Now we have the array alphabet of lowercase letters, and the vector upper_alphabet of uppercase numbers.

The code uses string.chars(), the same as my code, but then calls .map() on the chars iterator. I should've done that in my code instead of using for c in message.chars().

Next, we have the map function, iterating over each string character "c".

At this point, I've spent hours trying to understand why *alphabet exists. I understand that it's dereferencing either alphabet or the result of the entire function chain after it, but I don't know why it requires dereferencing. I have an inkling that it's possibly dereferencing because of the &c in .unwrap_or(&c)), but I'm not 100% sure. I found a cheatsheat of "Rust Converting Bytes, Chars, and Strings" that has a similar syntax, but no real explanation.

Skipping over the part that I've been researching, we take the alphabet iterable and chain onto it another alphabet iterable, followed by two upper_alphabet iterables. At this point I realized what this is doing. It's making a long iterable, searching for the first instance of the character, and then skipping forward 13 places. This way, there's no complicated math using modulo and offsets.

.skip_while(|&x| *x != c) goes through the iterator until it finds the first case where x == c. According to the skip_while documentation,

skip_while() takes a closure as an argument. It will call this closure on each element of the iterator, and ignore elements until it returns false.

Then, it returns the nth element of the iterator, in this case, the 13th. I also studied the documentation for .nth():

Note that all preceding elements, as well as the returned element, will be consumed from the iterator. That means that the preceding elements will be discarded, and also that calling nth(0) multiple times on the same iterator will return different elements.

Finally, the function calls .unwrap_or(&c), which returns either the Some value of the iterator, if the character was found in the iterator, or the character if it's not part of the English alphabet. Then, .collect() turns the iterator into a collection. Usually with .collect() you need to specify the type of the collection, but that doesn't happen here. I wonder if that's because the return type of the function specifies the type.

Adding my own twist

I decided that I didn't like the alphabet array at the top of the rot13 function, so I've rewritten it to iterate over the range of lowercase character codes and map them to the correct chars. I've also done the same with the upper_alphabet vector. This is my new rot13 function.

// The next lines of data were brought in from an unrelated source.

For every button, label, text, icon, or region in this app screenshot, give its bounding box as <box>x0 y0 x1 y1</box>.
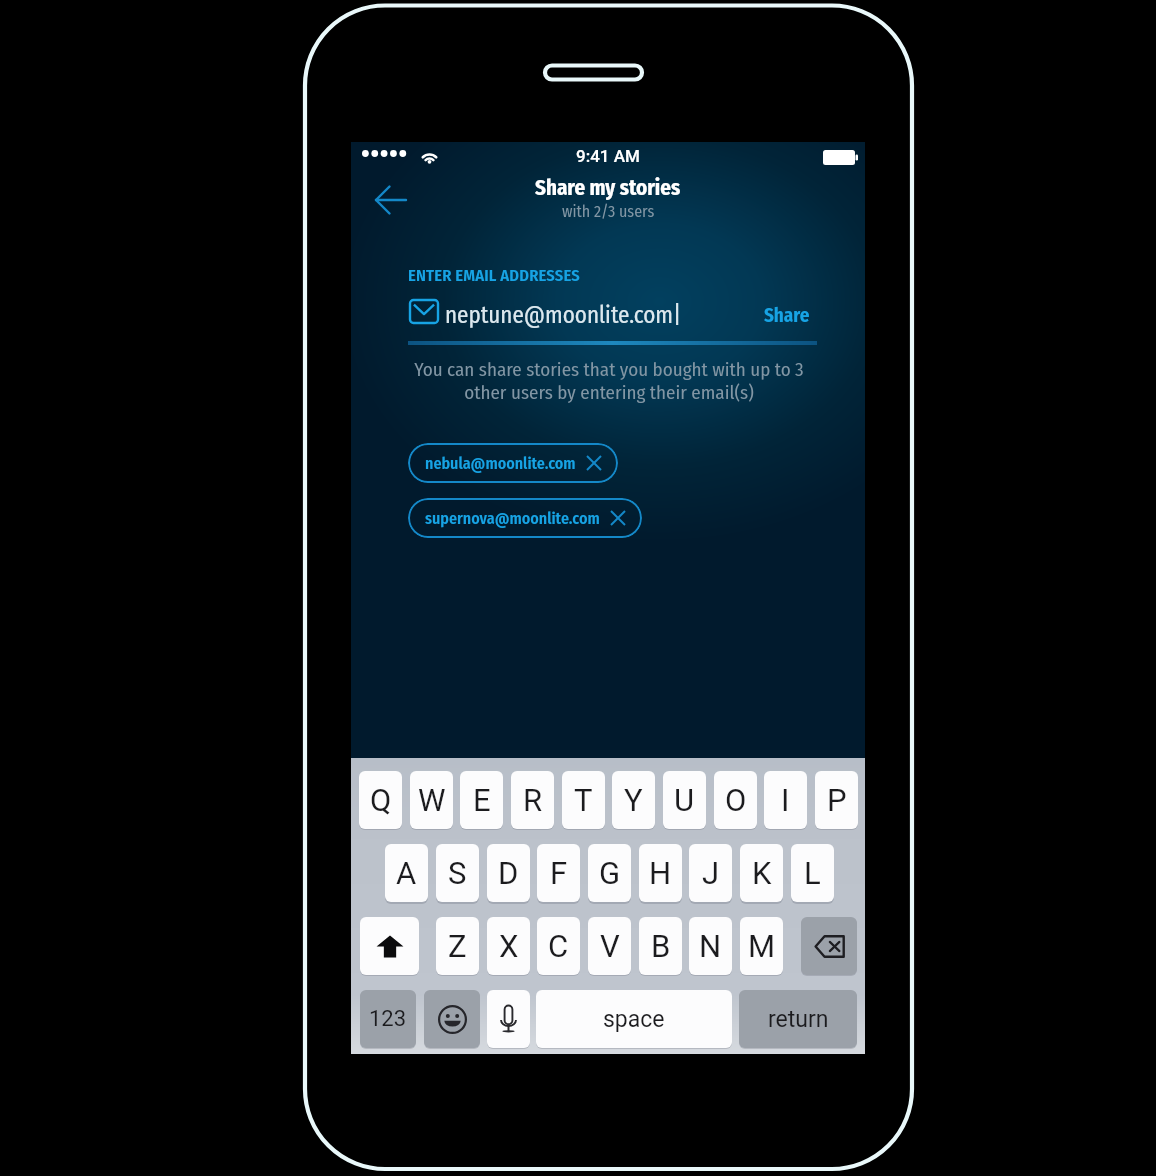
staticText: U <box>674 782 695 818</box>
button[interactable]: Shift <box>360 917 419 975</box>
staticText: nebula@moonlite.com <box>425 454 576 473</box>
staticText: You can share stories that you bought wi… <box>398 358 820 404</box>
button[interactable]: G <box>588 844 631 902</box>
button[interactable]: Back <box>364 176 412 224</box>
staticText: 9:41 AM <box>576 146 640 166</box>
staticText: A <box>396 855 417 891</box>
staticText: N <box>699 928 722 964</box>
button[interactable]: Dictation <box>487 990 530 1048</box>
button[interactable]: I <box>764 771 807 829</box>
button[interactable]: F <box>537 844 580 902</box>
button[interactable]: B <box>639 917 682 975</box>
button[interactable]: X <box>487 917 530 975</box>
button[interactable]: D <box>487 844 530 902</box>
staticText: K <box>752 855 772 891</box>
button[interactable]: A <box>385 844 428 902</box>
button[interactable]: S <box>436 844 479 902</box>
staticText: Q <box>370 782 392 818</box>
button[interactable]: Q <box>359 771 402 829</box>
button[interactable]: nebula@moonlite.com <box>408 443 618 483</box>
button[interactable]: E <box>460 771 503 829</box>
staticText: W <box>418 782 446 818</box>
button[interactable]: Return <box>739 990 857 1048</box>
button[interactable]: T <box>562 771 605 829</box>
staticText: I <box>781 782 790 818</box>
staticText: supernova@moonlite.com <box>425 509 600 528</box>
button[interactable]: Numbers <box>360 990 416 1048</box>
button[interactable]: R <box>511 771 554 829</box>
button[interactable]: supernova@moonlite.com <box>408 498 642 538</box>
button[interactable]: O <box>714 771 757 829</box>
staticText: F <box>550 855 568 891</box>
button[interactable]: Backspace <box>801 917 857 975</box>
button[interactable]: V <box>588 917 631 975</box>
staticText: 123 <box>369 1006 407 1032</box>
staticText: space <box>603 1006 665 1033</box>
staticText: D <box>498 855 519 891</box>
button[interactable]: C <box>537 917 580 975</box>
button[interactable]: J <box>689 844 732 902</box>
button[interactable]: Emoji <box>424 990 480 1048</box>
staticText: X <box>499 928 519 964</box>
staticText: neptune@moonlite.com| <box>445 301 682 329</box>
staticText: E <box>473 782 491 818</box>
staticText: return <box>768 1006 829 1033</box>
staticText: Share <box>764 304 810 327</box>
staticText: O <box>725 782 747 818</box>
button[interactable]: L <box>791 844 834 902</box>
button[interactable]: M <box>740 917 783 975</box>
staticText: ENTER EMAIL ADDRESSES <box>408 266 580 286</box>
staticText: S <box>448 855 467 891</box>
staticText: H <box>649 855 672 891</box>
button[interactable]: H <box>639 844 682 902</box>
button[interactable]: U <box>663 771 706 829</box>
button[interactable]: N <box>689 917 732 975</box>
staticText: C <box>548 928 569 964</box>
staticText: Y <box>624 782 643 818</box>
staticText: T <box>574 782 593 818</box>
button[interactable]: W <box>410 771 453 829</box>
staticText: R <box>523 782 543 818</box>
button[interactable]: Share <box>764 304 810 327</box>
staticText: V <box>600 928 620 964</box>
staticText: P <box>827 782 847 818</box>
button[interactable]: Z <box>436 917 479 975</box>
staticText: J <box>702 855 720 891</box>
button[interactable]: Space <box>536 990 732 1048</box>
staticText: L <box>804 855 821 891</box>
staticText: with 2/3 users <box>562 202 655 221</box>
button[interactable]: K <box>740 844 783 902</box>
staticText: B <box>651 928 671 964</box>
button[interactable]: Y <box>612 771 655 829</box>
staticText: G <box>599 855 621 891</box>
staticText: M <box>748 928 776 964</box>
button[interactable]: P <box>815 771 858 829</box>
staticText: Z <box>448 928 467 964</box>
staticText: Share my stories <box>535 175 681 200</box>
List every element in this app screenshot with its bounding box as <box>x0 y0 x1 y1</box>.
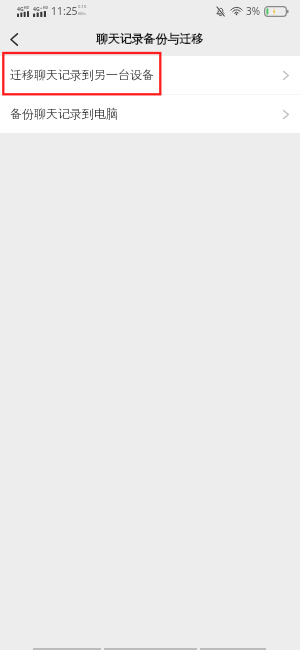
staticText: 3% <box>246 4 261 18</box>
staticText: 11:25 <box>51 4 78 18</box>
staticText: 4G <box>33 5 40 12</box>
staticText: 聊天记录备份与迁移 <box>96 32 204 47</box>
staticText: HD <box>24 5 29 9</box>
staticText: KB/s <box>78 11 86 16</box>
staticText: 0.10 <box>78 4 87 10</box>
staticText: 备份聊天记录到电脑 <box>10 106 118 121</box>
staticText: + <box>40 5 43 10</box>
staticText: HD <box>43 5 48 9</box>
staticText: 4G <box>17 5 24 12</box>
staticText: 迁移聊天记录到另一台设备 <box>10 67 154 82</box>
button[interactable]: 备份聊天记录到电脑 <box>0 95 300 133</box>
button[interactable]: Back <box>0 22 27 56</box>
button[interactable]: 迁移聊天记录到另一台设备 <box>0 56 300 94</box>
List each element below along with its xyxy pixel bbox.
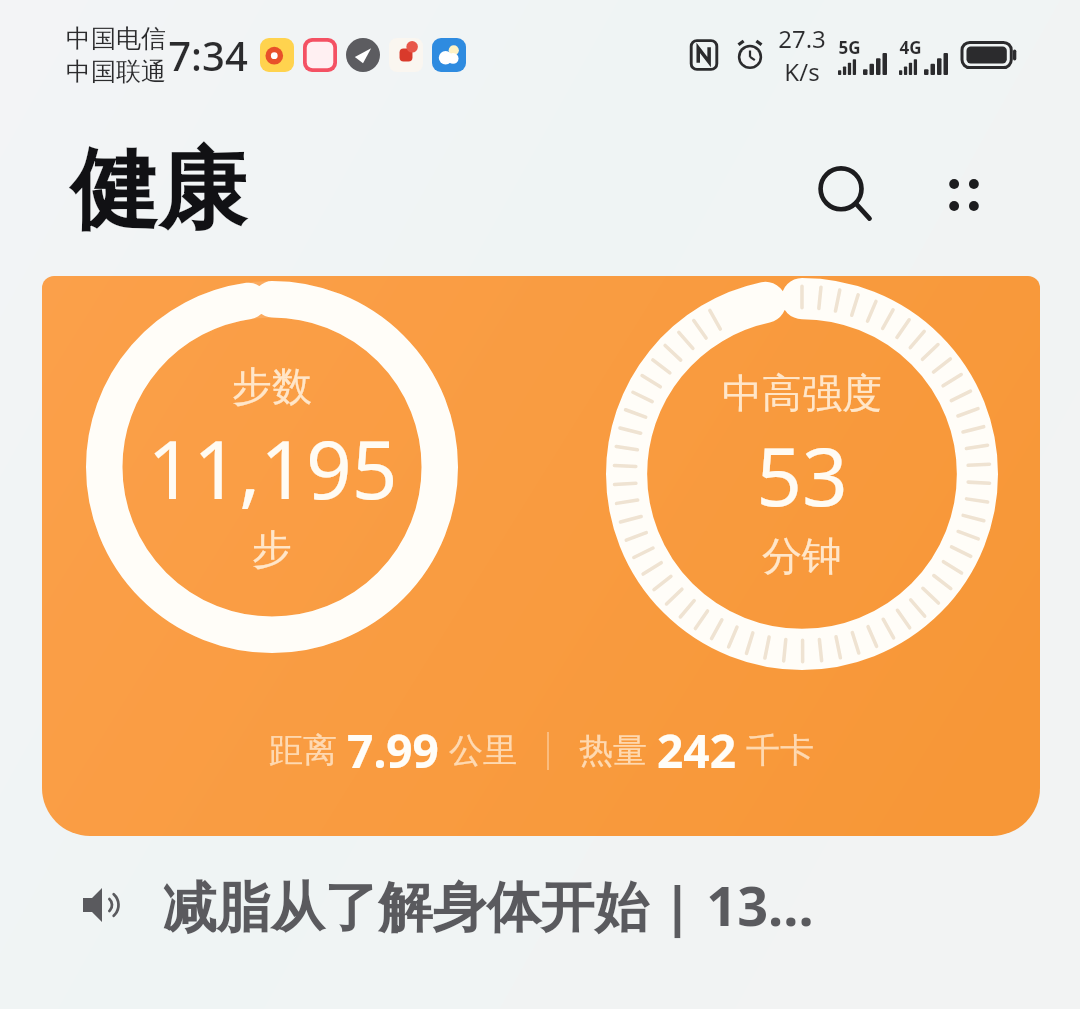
button[interactable]: 步数 — [42, 276, 1040, 836]
staticText: 7:34 — [168, 28, 248, 82]
staticText: 步数 — [232, 361, 312, 411]
staticText: 千卡 — [746, 729, 814, 772]
staticText: 4G — [899, 36, 922, 59]
staticText: 242 — [657, 719, 736, 782]
staticText: 分钟 — [762, 531, 842, 581]
staticText: 5G — [838, 36, 861, 59]
staticText: 53 — [756, 420, 848, 529]
staticText: 中国电信 — [66, 23, 166, 54]
staticText: 减脂从了解身体开始 | 13... — [162, 868, 814, 942]
staticText: K/s — [784, 55, 820, 88]
staticText: 距离 — [269, 729, 337, 772]
staticText: 步 — [252, 524, 292, 574]
button[interactable]: 减脂从了解身体开始 | 13... — [0, 850, 1080, 960]
staticText: 中高强度 — [722, 368, 882, 418]
button[interactable]: More options — [918, 149, 1010, 241]
staticText: 热量 — [579, 729, 647, 772]
staticText: 公里 — [449, 729, 517, 772]
button[interactable]: Search — [800, 149, 892, 241]
staticText: 11,195 — [147, 413, 398, 522]
staticText: 27.3 — [778, 22, 826, 55]
staticText: 健康 — [70, 135, 246, 246]
staticText: 7.99 — [347, 719, 439, 782]
staticText: 中国联通 — [66, 56, 166, 87]
button[interactable]: 健康 — [70, 135, 246, 246]
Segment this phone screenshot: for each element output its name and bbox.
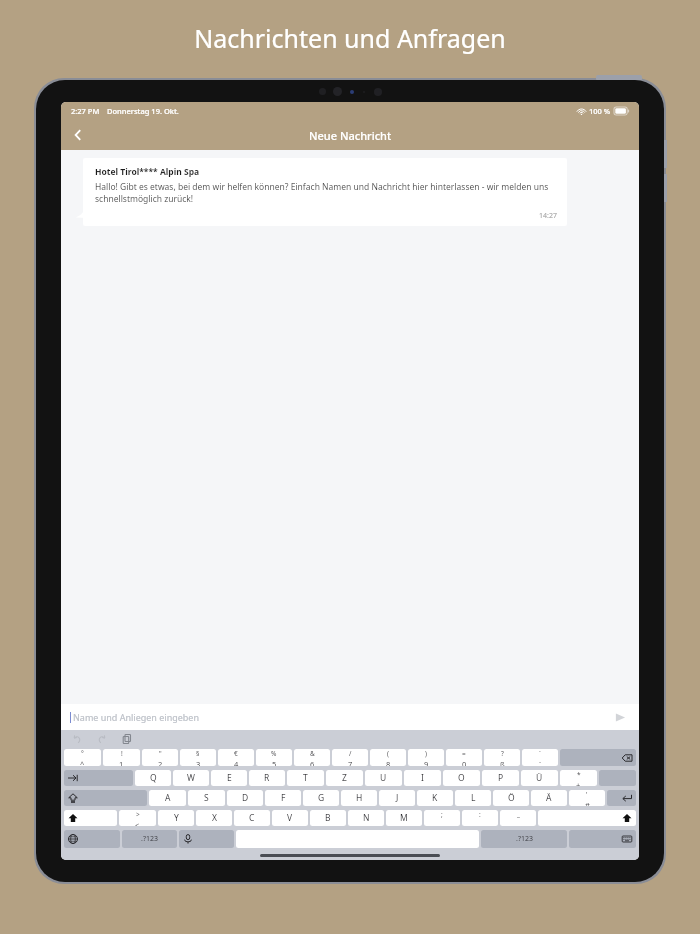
button[interactable]: O bbox=[443, 770, 480, 786]
staticText: * bbox=[577, 770, 581, 779]
staticText: T bbox=[303, 772, 308, 784]
staticText: Nachrichten und Anfragen bbox=[194, 21, 506, 55]
button[interactable]: B bbox=[310, 810, 346, 826]
button[interactable]: Ü bbox=[521, 770, 558, 786]
staticText: ° bbox=[81, 749, 84, 758]
button[interactable]: I bbox=[404, 770, 441, 786]
button[interactable]: : bbox=[462, 810, 498, 826]
staticText: 1 bbox=[119, 759, 124, 766]
staticText: D bbox=[242, 792, 249, 804]
button[interactable]: ) bbox=[408, 749, 444, 766]
button[interactable]: Einfügen bbox=[119, 731, 134, 746]
button[interactable]: P bbox=[482, 770, 519, 786]
staticText: H bbox=[356, 792, 363, 804]
button[interactable]: .?123 bbox=[122, 830, 177, 848]
staticText: ) bbox=[425, 749, 427, 758]
staticText: 5 bbox=[272, 759, 277, 766]
button[interactable]: Diktat bbox=[179, 830, 234, 848]
button[interactable]: F bbox=[265, 790, 301, 806]
staticText: J bbox=[396, 792, 399, 804]
staticText: F bbox=[281, 792, 286, 804]
staticText: .?123 bbox=[516, 834, 533, 844]
button[interactable]: V bbox=[272, 810, 308, 826]
button[interactable]: Umschalt bbox=[64, 810, 117, 826]
staticText: X bbox=[212, 812, 217, 824]
button[interactable]: ( bbox=[370, 749, 406, 766]
button[interactable]: Y bbox=[158, 810, 194, 826]
button[interactable]: Q bbox=[135, 770, 171, 786]
button[interactable]: ' bbox=[569, 790, 605, 806]
button[interactable]: " bbox=[142, 749, 178, 766]
button[interactable]: / bbox=[332, 749, 368, 766]
button[interactable]: Eingabe bbox=[607, 790, 636, 806]
button[interactable]: ; bbox=[424, 810, 460, 826]
button[interactable]: _ bbox=[500, 810, 536, 826]
button[interactable]: Tastatur ausblenden bbox=[569, 830, 636, 848]
staticText: > bbox=[136, 810, 140, 819]
staticText: Y bbox=[174, 812, 179, 824]
button[interactable]: S bbox=[188, 790, 225, 806]
staticText: < bbox=[135, 820, 140, 826]
button[interactable]: A bbox=[149, 790, 186, 806]
button[interactable]: Feststelltaste bbox=[64, 790, 147, 806]
staticText: " bbox=[159, 749, 162, 758]
button[interactable]: Ä bbox=[531, 790, 567, 806]
staticText: R bbox=[264, 772, 270, 784]
button[interactable]: Name und Anliegen eingeben bbox=[61, 704, 639, 730]
staticText: % bbox=[271, 749, 277, 758]
button[interactable]: J bbox=[379, 790, 415, 806]
button[interactable]: L bbox=[455, 790, 491, 806]
button[interactable]: W bbox=[173, 770, 209, 786]
staticText: Neue Nachricht bbox=[309, 128, 392, 143]
button[interactable]: H bbox=[341, 790, 377, 806]
button[interactable]: D bbox=[227, 790, 263, 806]
button[interactable]: Ö bbox=[493, 790, 529, 806]
button[interactable]: ° bbox=[64, 749, 101, 766]
button[interactable]: ? bbox=[484, 749, 520, 766]
staticText: Z bbox=[342, 772, 347, 784]
button[interactable]: Umschalt bbox=[538, 810, 636, 826]
button[interactable]: ! bbox=[103, 749, 140, 766]
button[interactable]: Sprache bbox=[64, 830, 120, 848]
button[interactable]: Wiederholen bbox=[94, 731, 109, 746]
staticText: 14:27 bbox=[539, 211, 557, 221]
button[interactable]: * bbox=[560, 770, 597, 786]
button[interactable]: N bbox=[348, 810, 384, 826]
button[interactable]: Rückgängig bbox=[69, 731, 84, 746]
button[interactable]: C bbox=[234, 810, 270, 826]
button[interactable]: G bbox=[303, 790, 339, 806]
button[interactable]: Senden bbox=[610, 707, 630, 727]
staticText: ` bbox=[539, 749, 541, 758]
button[interactable]: Hotel Tirol**** Alpin Spa bbox=[83, 158, 567, 226]
button[interactable]: § bbox=[180, 749, 216, 766]
button[interactable]: Löschen bbox=[560, 749, 636, 766]
button[interactable]: .?123 bbox=[481, 830, 567, 848]
button[interactable]: Zurück bbox=[61, 120, 95, 150]
button[interactable]: & bbox=[294, 749, 330, 766]
staticText: K bbox=[432, 792, 438, 804]
button[interactable]: ` bbox=[522, 749, 558, 766]
button[interactable]: % bbox=[256, 749, 292, 766]
staticText: 6 bbox=[310, 759, 315, 766]
button[interactable]: E bbox=[211, 770, 247, 786]
button[interactable]: € bbox=[218, 749, 254, 766]
button[interactable]: T bbox=[287, 770, 324, 786]
button[interactable]: U bbox=[365, 770, 402, 786]
button[interactable]: K bbox=[417, 790, 453, 806]
button[interactable]: X bbox=[196, 810, 232, 826]
button[interactable]: M bbox=[386, 810, 422, 826]
staticText: ; bbox=[441, 810, 443, 819]
button[interactable]: > bbox=[119, 810, 156, 826]
staticText: ß bbox=[500, 759, 505, 766]
button[interactable]: = bbox=[446, 749, 482, 766]
staticText: = bbox=[462, 749, 466, 758]
staticText: .?123 bbox=[141, 834, 158, 844]
button[interactable]: Tabulator bbox=[64, 770, 133, 786]
staticText: G bbox=[318, 792, 325, 804]
button[interactable]: Z bbox=[326, 770, 363, 786]
button[interactable]: R bbox=[249, 770, 285, 786]
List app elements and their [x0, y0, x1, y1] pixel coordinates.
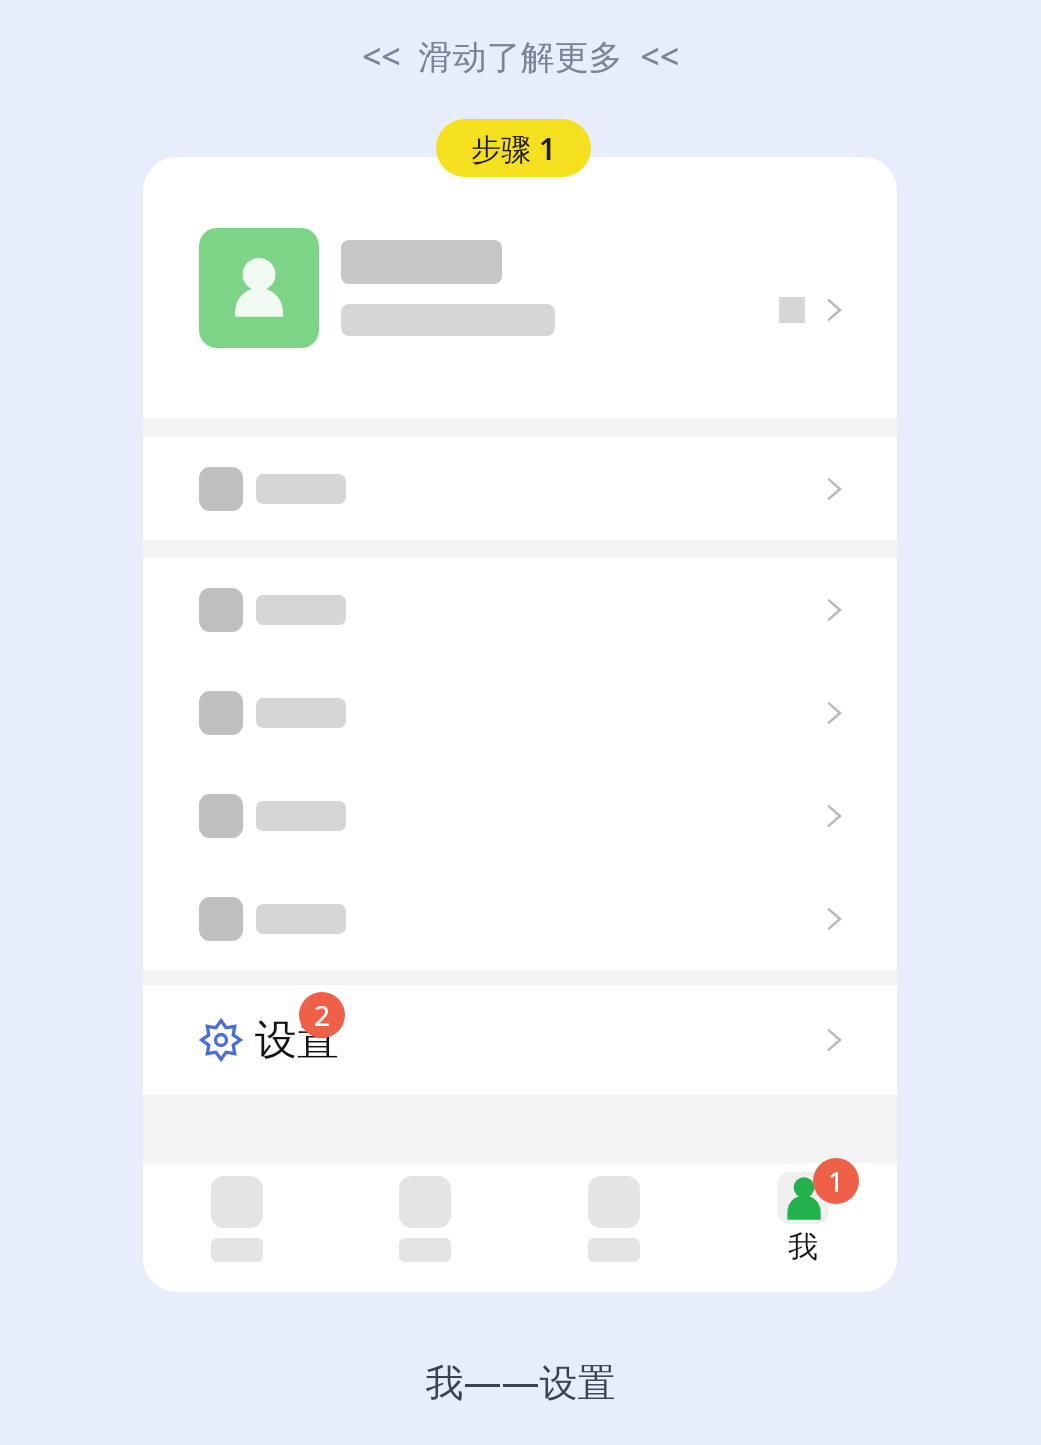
other: Open: [819, 595, 849, 625]
button[interactable]: Open: [143, 661, 897, 764]
button[interactable]: Open: [143, 867, 897, 970]
staticText: << 滑动了解更多 <<: [0, 33, 1041, 79]
button[interactable]: Open: [143, 558, 897, 661]
other: Open: [819, 474, 849, 504]
button[interactable]: 步骤 1: [436, 119, 591, 177]
button[interactable]: 1: [708, 1172, 897, 1266]
button[interactable]: [519, 1176, 708, 1262]
other: Open: [819, 1025, 849, 1055]
button[interactable]: Open: [143, 157, 897, 418]
other: Settings: [199, 1018, 243, 1062]
other: Open: [819, 698, 849, 728]
other: Open: [819, 904, 849, 934]
button[interactable]: Open: [143, 764, 897, 867]
staticText: 设置: [255, 1014, 339, 1067]
staticText: 我: [788, 1228, 818, 1266]
staticText: 我——设置: [0, 1355, 1041, 1407]
staticText: 2: [314, 996, 331, 1034]
button[interactable]: [331, 1176, 519, 1262]
staticText: 1: [828, 1162, 845, 1200]
staticText: 步骤 1: [471, 128, 556, 169]
other: Open: [819, 295, 849, 325]
button[interactable]: [143, 1176, 331, 1262]
other: Open: [819, 801, 849, 831]
button[interactable]: Settings: [143, 985, 897, 1095]
button[interactable]: Open: [143, 437, 897, 540]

fn rot13(message: String) -> String {
    let alphabet: Vec<char> = (97..123).map(|n| char::from_u32(n).unwrap()).collect();
    let upper_alphabet: Vec<char> = (65..91).map(|n| char::from_u32(n).unwrap()).collect();

    message.chars()
        .map(|c| *alphabet.iter()
            .chain(alphabet.iter())
            .chain(upper_alphabet.iter())
            .chain(upper_alphabet.iter())
            .skip_while(|&x| *x != c)
            .nth(13)
            .unwrap_or(&c))
        .collect()
}

Finishing up

I haven't written any tests or anything yet, but I'm very impatient to build my first Rust program! I run cargo build --release because I wanted to see what a release version of my CLI app would be like. It takes surprisingly long for such a small program. Once it's finished compiling, I navigate to target/release and can run my program by simply typing ./rot13 "Whatever I want to encode!". It works!

I can also install it on my Ubuntu system by running sudo install ./rot13 /usr/bin/ on the command line. Now, I can run rot13 "Encode this" from any directory!

Now that I have a working program I'd like to add a few tests, and I'd like to try compiling to WASM and creating a web-based ROT13 converter. But for now, I've spent an entire Sunday on this project and football is on, so I'm going to call it quits for today.